Una vez en el recinto, una amable señorita me dio el pésame y me dijo que nos acompañaría donde estaba expuesto su cadáver. Caminaba sin tener los pies en el suelo. Franqueada por mis leales pretorianos, llegamos a la puerta.

La mujer que nos acompañaba me preguntó si estaba preparada. Abrió la puerta con llave y accedimos a un espacio amplio y funcional. Desde la entrada veía el ataúd.

Mis pies se quedaron pegados al suelo un instante. Necesité mucho arrojo para entrar en la capilla ardiente.

Amortajada en un hábito de color blanco, con las manos entrelazadas, mi madre parecía una virgen de Murillo. Sentí la calidez del abrazo de mis amigos.

Después Jaume colocó el ramo de rosas blancas muy cerca de ellos.

Los compañeros del diario habían enviado una corona, así como su cuadrilla de amigas. Se hacían llamar las Chicas de Oro, como las de la serie televisiva. Sonreí al recordar qué bien se lo pasaban. Siempre les decía que juntas eran un auténtico peligro.

—¿Se puede entrar? —oí a lo lejos.

Levanté la cabeza y lo vi. Oriol, eficaz como siempre, se las había arreglado para coger un vuelo y venir a acompañarnos. Llevaba en las manos un delicioso y alegre bouquet de flores.

Mientras se despedía de mi madre, yo ya no estaba.
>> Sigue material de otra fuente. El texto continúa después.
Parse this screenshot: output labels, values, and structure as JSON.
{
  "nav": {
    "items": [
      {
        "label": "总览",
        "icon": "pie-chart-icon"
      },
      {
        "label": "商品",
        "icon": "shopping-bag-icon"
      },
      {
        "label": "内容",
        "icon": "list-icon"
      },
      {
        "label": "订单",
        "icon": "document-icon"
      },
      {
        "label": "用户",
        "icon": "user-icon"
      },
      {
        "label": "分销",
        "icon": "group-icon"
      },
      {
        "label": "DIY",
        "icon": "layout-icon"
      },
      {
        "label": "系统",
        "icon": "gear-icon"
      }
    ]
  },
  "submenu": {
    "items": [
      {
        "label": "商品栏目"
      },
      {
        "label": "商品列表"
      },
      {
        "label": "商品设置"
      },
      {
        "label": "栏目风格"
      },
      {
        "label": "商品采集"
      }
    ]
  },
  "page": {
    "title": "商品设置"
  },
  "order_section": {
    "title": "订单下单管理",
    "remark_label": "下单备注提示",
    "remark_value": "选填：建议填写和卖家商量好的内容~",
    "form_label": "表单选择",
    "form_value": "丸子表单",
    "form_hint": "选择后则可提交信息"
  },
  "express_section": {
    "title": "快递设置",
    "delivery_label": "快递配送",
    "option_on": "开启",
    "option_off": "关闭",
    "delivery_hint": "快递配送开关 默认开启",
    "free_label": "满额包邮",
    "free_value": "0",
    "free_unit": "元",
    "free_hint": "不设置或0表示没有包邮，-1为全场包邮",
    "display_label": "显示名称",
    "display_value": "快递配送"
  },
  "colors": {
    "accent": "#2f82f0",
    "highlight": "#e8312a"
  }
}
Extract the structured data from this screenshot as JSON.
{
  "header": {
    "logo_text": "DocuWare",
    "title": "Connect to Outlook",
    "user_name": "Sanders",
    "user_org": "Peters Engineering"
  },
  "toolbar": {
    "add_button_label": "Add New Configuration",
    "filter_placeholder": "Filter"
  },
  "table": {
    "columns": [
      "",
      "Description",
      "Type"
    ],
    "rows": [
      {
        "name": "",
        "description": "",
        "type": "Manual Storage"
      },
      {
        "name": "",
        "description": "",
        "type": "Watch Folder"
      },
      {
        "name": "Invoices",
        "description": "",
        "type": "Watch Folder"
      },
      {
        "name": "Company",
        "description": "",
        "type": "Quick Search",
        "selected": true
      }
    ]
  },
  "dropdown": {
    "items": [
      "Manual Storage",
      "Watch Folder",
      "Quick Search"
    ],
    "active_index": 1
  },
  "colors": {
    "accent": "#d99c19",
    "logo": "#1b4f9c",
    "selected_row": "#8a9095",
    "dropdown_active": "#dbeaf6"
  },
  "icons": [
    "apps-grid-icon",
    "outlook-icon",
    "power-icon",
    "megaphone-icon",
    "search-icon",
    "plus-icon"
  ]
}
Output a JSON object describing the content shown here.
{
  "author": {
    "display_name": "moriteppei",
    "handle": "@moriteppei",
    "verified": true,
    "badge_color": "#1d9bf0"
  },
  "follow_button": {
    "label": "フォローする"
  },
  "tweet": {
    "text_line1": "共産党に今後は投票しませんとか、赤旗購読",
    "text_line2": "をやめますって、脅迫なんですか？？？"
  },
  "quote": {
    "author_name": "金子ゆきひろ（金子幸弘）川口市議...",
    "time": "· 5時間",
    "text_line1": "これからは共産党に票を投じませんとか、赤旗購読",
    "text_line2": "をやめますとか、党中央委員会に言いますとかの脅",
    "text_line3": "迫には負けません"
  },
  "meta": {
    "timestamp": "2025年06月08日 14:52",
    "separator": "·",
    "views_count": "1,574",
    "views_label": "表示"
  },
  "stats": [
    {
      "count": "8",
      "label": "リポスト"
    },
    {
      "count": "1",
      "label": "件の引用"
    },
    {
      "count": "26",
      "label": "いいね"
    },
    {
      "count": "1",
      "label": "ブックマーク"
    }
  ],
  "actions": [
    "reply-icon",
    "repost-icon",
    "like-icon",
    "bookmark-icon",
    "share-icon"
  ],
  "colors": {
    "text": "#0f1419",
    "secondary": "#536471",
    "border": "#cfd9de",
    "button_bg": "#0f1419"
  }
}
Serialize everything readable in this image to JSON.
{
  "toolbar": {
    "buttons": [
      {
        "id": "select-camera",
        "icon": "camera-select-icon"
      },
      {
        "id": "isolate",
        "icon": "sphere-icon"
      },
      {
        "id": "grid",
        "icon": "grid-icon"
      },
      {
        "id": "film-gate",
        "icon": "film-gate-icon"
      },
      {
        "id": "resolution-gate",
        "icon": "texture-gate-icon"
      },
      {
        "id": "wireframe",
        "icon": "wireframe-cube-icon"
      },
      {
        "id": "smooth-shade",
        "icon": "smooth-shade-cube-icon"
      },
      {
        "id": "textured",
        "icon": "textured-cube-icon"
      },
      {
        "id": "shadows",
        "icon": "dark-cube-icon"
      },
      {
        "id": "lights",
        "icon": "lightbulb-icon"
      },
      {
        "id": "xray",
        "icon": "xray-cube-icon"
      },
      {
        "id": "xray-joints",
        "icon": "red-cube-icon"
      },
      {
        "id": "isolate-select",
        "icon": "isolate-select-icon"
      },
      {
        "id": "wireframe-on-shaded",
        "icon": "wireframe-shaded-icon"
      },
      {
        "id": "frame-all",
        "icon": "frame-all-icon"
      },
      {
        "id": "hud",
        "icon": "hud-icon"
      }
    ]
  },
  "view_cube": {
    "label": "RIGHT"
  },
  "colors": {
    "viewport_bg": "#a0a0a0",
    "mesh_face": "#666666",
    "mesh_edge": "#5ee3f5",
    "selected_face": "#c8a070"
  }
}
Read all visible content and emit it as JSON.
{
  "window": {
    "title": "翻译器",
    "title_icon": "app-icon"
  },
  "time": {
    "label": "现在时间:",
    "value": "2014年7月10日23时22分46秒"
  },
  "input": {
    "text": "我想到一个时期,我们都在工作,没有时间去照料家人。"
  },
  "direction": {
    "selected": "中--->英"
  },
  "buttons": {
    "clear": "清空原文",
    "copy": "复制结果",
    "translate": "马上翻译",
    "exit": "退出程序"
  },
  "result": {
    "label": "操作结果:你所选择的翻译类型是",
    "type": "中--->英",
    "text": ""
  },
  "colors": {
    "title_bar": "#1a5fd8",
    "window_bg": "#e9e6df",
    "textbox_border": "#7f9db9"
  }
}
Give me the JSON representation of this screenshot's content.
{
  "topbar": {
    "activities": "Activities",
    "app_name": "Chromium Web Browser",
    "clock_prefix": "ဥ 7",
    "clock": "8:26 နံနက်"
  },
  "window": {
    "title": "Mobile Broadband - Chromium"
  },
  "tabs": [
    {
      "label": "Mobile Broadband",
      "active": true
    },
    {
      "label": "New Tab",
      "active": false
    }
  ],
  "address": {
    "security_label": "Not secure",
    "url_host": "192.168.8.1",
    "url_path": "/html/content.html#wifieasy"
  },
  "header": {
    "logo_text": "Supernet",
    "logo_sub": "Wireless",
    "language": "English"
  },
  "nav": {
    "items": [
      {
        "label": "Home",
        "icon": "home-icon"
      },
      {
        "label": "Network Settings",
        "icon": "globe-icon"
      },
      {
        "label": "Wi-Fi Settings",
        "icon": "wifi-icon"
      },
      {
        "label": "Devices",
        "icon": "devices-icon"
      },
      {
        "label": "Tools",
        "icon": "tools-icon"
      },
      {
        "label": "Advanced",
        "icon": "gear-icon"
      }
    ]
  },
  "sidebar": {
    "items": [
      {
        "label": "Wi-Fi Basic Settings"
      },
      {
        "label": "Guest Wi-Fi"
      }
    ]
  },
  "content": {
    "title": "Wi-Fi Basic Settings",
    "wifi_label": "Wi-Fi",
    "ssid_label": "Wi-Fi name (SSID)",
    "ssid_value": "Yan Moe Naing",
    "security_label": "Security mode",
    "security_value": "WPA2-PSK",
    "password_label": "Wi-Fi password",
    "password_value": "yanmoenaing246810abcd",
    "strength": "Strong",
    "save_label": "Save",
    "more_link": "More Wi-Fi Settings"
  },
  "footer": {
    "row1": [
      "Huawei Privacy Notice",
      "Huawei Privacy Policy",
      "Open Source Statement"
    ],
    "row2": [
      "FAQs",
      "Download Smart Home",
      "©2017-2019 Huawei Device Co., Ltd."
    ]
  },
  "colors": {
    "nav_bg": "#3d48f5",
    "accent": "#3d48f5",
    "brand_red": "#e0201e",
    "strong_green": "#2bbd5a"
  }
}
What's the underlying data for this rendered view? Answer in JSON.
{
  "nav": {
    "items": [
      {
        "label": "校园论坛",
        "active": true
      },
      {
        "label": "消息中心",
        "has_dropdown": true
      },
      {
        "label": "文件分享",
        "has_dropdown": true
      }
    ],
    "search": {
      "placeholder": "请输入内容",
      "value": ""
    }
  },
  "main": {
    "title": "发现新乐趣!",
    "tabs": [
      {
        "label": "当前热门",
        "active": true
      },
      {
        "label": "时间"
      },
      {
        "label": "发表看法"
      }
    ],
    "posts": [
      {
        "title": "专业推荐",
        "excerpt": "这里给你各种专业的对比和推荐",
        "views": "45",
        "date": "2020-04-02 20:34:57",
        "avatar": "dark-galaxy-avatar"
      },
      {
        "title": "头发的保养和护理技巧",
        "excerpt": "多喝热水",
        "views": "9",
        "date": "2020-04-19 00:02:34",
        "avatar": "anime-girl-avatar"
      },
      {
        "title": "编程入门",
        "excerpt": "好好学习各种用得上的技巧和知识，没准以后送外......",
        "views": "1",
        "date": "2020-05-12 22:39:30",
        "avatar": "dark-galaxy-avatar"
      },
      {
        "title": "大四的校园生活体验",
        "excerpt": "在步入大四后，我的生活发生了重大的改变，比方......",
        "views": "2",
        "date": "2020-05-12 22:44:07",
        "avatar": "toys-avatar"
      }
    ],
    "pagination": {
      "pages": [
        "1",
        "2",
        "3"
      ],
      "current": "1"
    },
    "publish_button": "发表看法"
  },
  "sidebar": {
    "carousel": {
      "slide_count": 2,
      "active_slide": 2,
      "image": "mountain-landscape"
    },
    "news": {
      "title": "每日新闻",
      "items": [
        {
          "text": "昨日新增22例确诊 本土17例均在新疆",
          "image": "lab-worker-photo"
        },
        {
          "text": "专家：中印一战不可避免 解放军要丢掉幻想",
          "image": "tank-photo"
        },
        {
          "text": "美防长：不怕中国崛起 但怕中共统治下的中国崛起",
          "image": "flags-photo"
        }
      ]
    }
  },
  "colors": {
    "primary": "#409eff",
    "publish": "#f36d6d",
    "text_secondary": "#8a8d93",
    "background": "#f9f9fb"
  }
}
Escuchaba todas las voces, pero se transformaban en un murmullo. Cada vez había más.

Otra voz, punzante e interior, las silenciaba: ¿Cómo puede ser que no haya venido, que no haya enviado ni tan solo una nota de consuelo?

Volví al mundo real cuando un miembro del equipo de protocolo del tanatorio me preguntó qué música quería para recibir el féretro.

Sin pensarlo, pedí el séptimo y último movimiento del Réquiem de Fauré. A ella le encantaba. Leí en alguna parte que el mismo autor había dicho que era un arrullo a la muerte.

Esto era lo que deseaba: que el camino hacia la eternidad para mi madre fuera como un dulce cántico antes de dormir.